O pior desempenho ficou com a indústria, muito mais afetada que o segmento de serviços pelo tombo da demanda externa, lembra Romão. De janeiro a julho, o setor ainda mostra uma perda de 122,5 mil vagas. O saldo entre contratações e demissões só ficou positivo a partir de abril. Para Lúcio, a indústria fez um ajuste muito forte, especialmente no fim de 2008 e no começo deste ano, que "foi um pouco além do necessário". Para ele, deve haver uma reação do emprego no setor no segundo semestre, com a retomada mais forte da atividade econômica.
Um dos piores legados da crise para o mercado de trabalho é a perda de empregos que pagam salários melhores. No ano, o saldo entre contratações e demissões ficou positivo 437,9 mil postos formais, devido à geração de postos que pagam no máximo R$ 697,50, o equivalente a 1,5 salário mínimo. Nas faixas em que se paga mais que isso, houve perda de 426,4 mil vagas. Além de a indústria ter empregos com melhor remuneração que o de serviços, há o fato de que, na crise, muitas empresas dispensam funcionários que ganham mais para substituí-los por outros com salários menores.

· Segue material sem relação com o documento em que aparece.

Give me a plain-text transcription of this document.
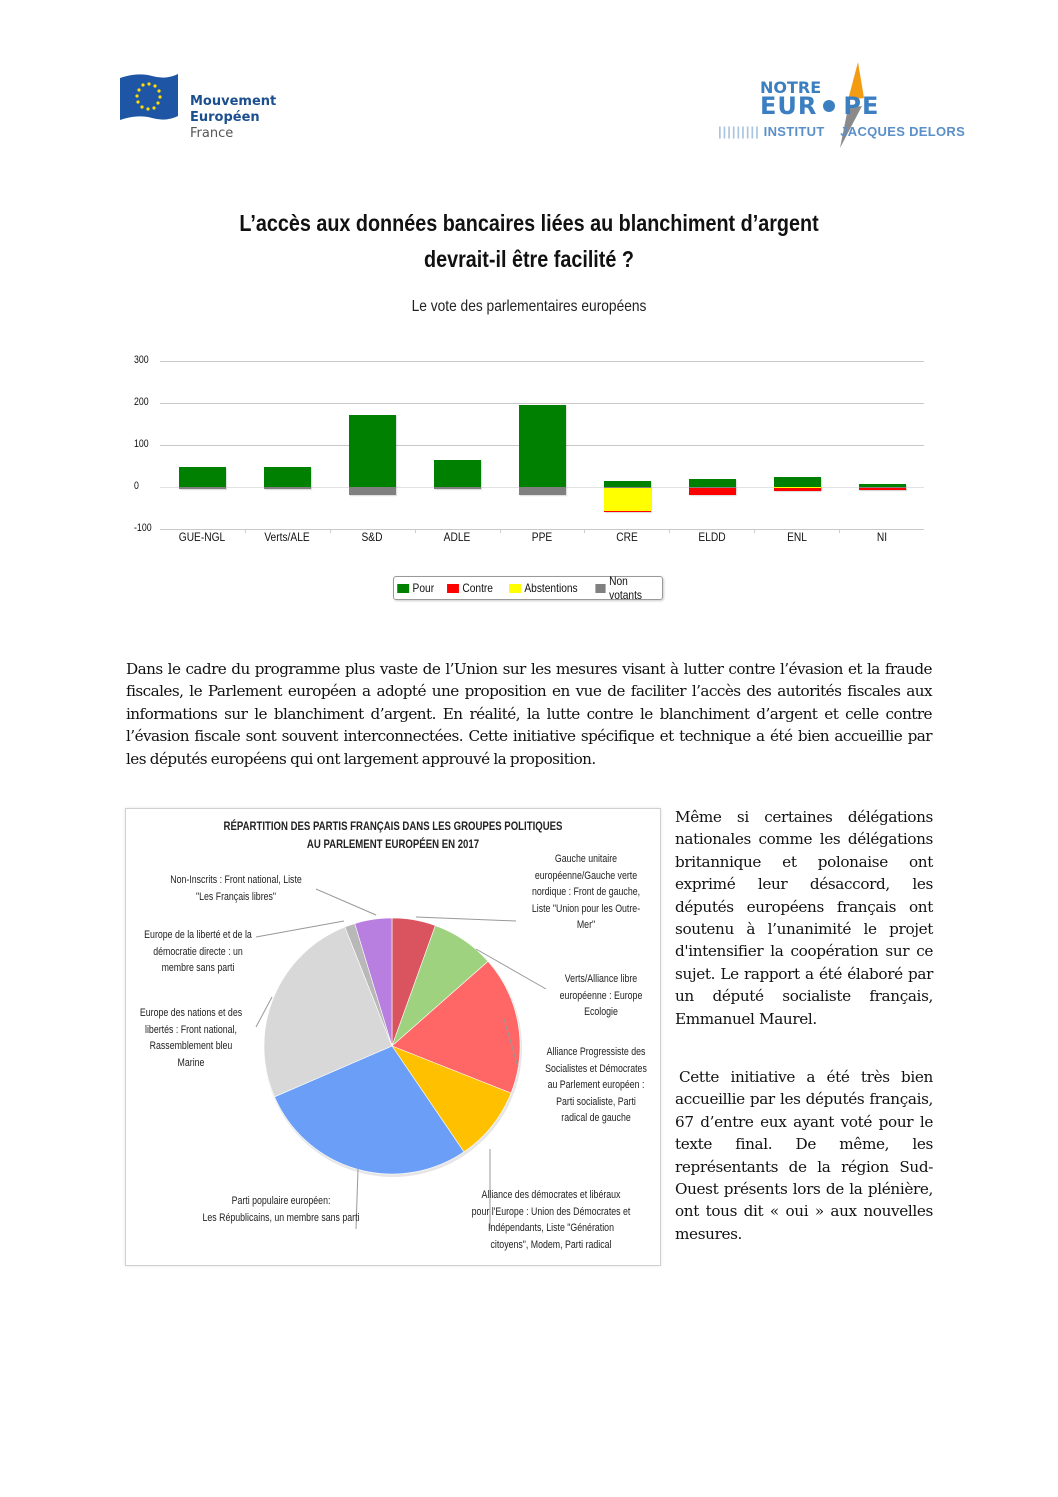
Mouvement
Européen
France
NOTRE
EUR PE
||||||||| INSTITUT JACQUES DELORS
L’accès aux données bancaires liées au blanchiment d’argent
devrait-il être facilité ?
Le vote des parlementaires européens
300
200
100
0
-100
GUE-NGL	Verts/ALE	S&D	ADLE	PPE	CRE	ELDD	ENL	NI
Pour Contre	Abstentions	Non votants
Dans le cadre du programme plus vaste de l’Union sur les mesures visant à lutter contre l’évasion et la fraude fiscales, le Parlement européen a adopté une proposition en vue de faciliter l’accès des autorités fiscales aux informations sur le blanchiment d’argent. En réalité, la lutte contre le blanchiment d’argent et celle contre l’évasion fiscale sont souvent interconnectées. Cette initiative spécifique et technique a été bien accueillie par les députés européens qui ont largement approuvé la proposition.
RÉPARTITION DES PARTIS FRANÇAIS DANS LES GROUPES POLITIQUES
AU PARLEMENT EUROPÉEN EN 2017
Gauche unitaire
européenne/Gauche verte
nordique : Front de gauche,
Liste "Union pour les Outre-
Mer"
Verts/Alliance libre
européenne : Europe
Ecologie
Alliance Progressiste des
Socialistes et Démocrates
au Parlement européen :
Parti socialiste, Parti
radical de gauche
Alliance des démocrates et libéraux
pour l'Europe : Union des Démocrates et
Indépendants, Liste "Génération
citoyens", Modem, Parti radical
Parti populaire européen:
Les Républicains, un membre sans parti
Europe des nations et des
libertés : Front national,
Rassemblement bleu
Marine
Europe de la liberté et de la
démocratie directe : un
membre sans parti
Non-Inscrits : Front national, Liste
"Les Français libres"
Même si certaines délégations nationales comme les délégations britannique et polonaise ont exprimé leur désaccord, les députés européens français ont soutenu à l’unanimité le projet d'intensifier la coopération sur ce sujet. Le rapport a été élaboré par un député socialiste français, Emmanuel Maurel.
Cette initiative a été très bien accueillie par les députés français, 67 d’entre eux ayant voté pour le texte final. De même, les représentants de la région Sud-Ouest présents lors de la plénière, ont tous dit « oui » aux nouvelles mesures.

A evolução da taxa de desemprego, por sua vez, tem surpreendido positivamente. Romão acredita que a desocupação média no Brasil ficará em 8,2% neste ano. O economista Bernardo Wjuniski, da Tendências Consultoria Integrada, é um pouco mais cauteloso, acreditando numa taxa média de 8,5%. Para ele, mais pessoas deverão passar a procurar emprego nos próximos meses, num cenário de aquecimento da economia, o que pode levar a taxas um pouco superiores de desocupação daqui para frente - em julho, o desemprego ficou em 8%. "Ainda assim, o desempenho do mercado de trabalho foi de fato melhor do que se esperava no começo do ano." O mercado interno robusto foi fundamental nesse processo, e explica por que o desemprego brasileiro cresceu menos do que em grande parte dos outros países.